Note: Book received for free from publisher via GoodReads FirstReads program in exchange for honest review.

Tuesday, December 1, 2015

REVIEW: The Medium Path by Elizabeth Davies

The Medium Path
by Elizabeth Davies

Publisher: Romance Beckons
Page Count: 250
Release Date: May 26, 2015
Format: Kindle

How got: free copy from author

First attention getter: liked the first book


From GoodReads:
Ruby died nearly one hundred years ago. She saw spirits of the dead when she was alive, and now she is dead she has become a guide who helps ghosts pass on. When ghosts start being taken by darkness instead of the light, Ruby is forced to seek help from a handsome and unwilling medium, who awakens emotions she never knew she had.

My Thoughts:
Star Rating - 3

I was given the opportunity to read/review this book by the author; I had done the same with the first book in this series. I really enjoyed that exploration of her unique supernatural system and intriguing storyline. Davies meets those expectations again in this sequel. Yet, this second volume didn’t have the same magic as the first.

The author’s distinctive take on the world of ghosts with its spirit guides, how crossing over into the light works, the different levels of ghost power, and mediums makes for a unique mix. I found it interesting to tell the story through a spirit guide as the main storyteller this time rather than the medium like in the first volume.

The reader gets more of an in-depth view of what being a spirit guide entails and the various pitfalls of that position. To constantly be exposed to the rapture of crossing into the light to hardly ever get the chance to do so oneself just tears at the heart of the reader as well as the spirit guide.

Spirits being taken by darkness, a stealer of souls on the loose, and a young woman who died young and in tragic circumstances trying to find equilibrium as a spirit guide keeps the reader engaged. From scene to scene, I was always eager to find out what was going to happen next. The author went to some truly individual, unexplored realms as she spins a suspenseful story.

Yet, for all that strength, this book seemed to lack the draw that the first had for me after finishing. I loved the first, maybe it was being exposed to the unique supernatural system, forbidden romance, characters, and historical setting all for the first time.

However, this time round, I found the ending to be almost anti-climactic. Though definitely suspenseful with characters fighting for their lives/afterlives and not always succeeding, I found myself a bit hollow after finishing. I couldn’t care less what ultimately happens to them after finishing and almost didn’t care during that finale, either.

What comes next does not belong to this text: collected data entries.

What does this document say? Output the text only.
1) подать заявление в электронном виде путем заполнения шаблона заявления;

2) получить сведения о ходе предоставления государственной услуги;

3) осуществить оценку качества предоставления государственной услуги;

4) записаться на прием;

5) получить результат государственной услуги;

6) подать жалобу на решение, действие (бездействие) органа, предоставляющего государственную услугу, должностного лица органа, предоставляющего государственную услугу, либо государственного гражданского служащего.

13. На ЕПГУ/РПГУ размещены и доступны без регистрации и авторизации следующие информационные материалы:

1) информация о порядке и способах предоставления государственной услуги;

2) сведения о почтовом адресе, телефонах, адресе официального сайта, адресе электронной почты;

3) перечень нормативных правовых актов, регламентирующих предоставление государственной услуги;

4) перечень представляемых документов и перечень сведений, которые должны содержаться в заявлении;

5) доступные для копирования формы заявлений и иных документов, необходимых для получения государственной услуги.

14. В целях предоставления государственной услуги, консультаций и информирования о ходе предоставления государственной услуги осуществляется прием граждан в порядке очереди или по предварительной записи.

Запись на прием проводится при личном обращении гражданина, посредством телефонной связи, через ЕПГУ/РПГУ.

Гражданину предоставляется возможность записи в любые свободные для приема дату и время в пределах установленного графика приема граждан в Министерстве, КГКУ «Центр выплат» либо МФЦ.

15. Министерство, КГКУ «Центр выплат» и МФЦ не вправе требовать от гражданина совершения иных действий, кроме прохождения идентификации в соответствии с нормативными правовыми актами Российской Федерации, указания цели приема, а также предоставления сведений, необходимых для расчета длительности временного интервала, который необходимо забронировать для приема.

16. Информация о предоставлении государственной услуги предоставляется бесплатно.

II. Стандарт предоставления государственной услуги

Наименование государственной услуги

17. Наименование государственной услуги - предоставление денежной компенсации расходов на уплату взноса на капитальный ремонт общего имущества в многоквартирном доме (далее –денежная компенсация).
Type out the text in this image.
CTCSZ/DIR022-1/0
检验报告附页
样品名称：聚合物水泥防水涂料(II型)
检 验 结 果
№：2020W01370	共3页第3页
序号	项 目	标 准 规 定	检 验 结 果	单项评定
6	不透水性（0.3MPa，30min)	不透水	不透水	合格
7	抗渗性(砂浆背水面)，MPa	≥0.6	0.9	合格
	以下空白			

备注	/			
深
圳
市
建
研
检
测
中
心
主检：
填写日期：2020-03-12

I think a big part of this might be attributed the characterization that the main character starts to display in the last third of the book. She starts to display a callousness and self-interest that was very off-putting. She seemed willing to throw her fellow spirits under the bus to obtain her own goals. Maybe it was the circumstances in which she was existing at the time, an influence from outside herself may have played a part. I don’t know if that was what the author was trying to portray or not. Once she started acting the way she did, though, I lost all empathy I had for her and couldn’t care less what happened to her.

Despite a strong storytelling skill and a special take on ghosts, I found this book to be a sub-par follow-up to the first. I was intrigued enough by the story to finish the book; some of the secondary characters were actually pretty strong. Yet, how the main character changed in that last part and some of her motivations turned me off big time. The ending was somewhat lack luster in my opinion and not what I was craving at all. So this follow-up to the original might work for another reader, but I wasn’t as in love with it as the first.

Note: Book received for free from author in exchange for honest review.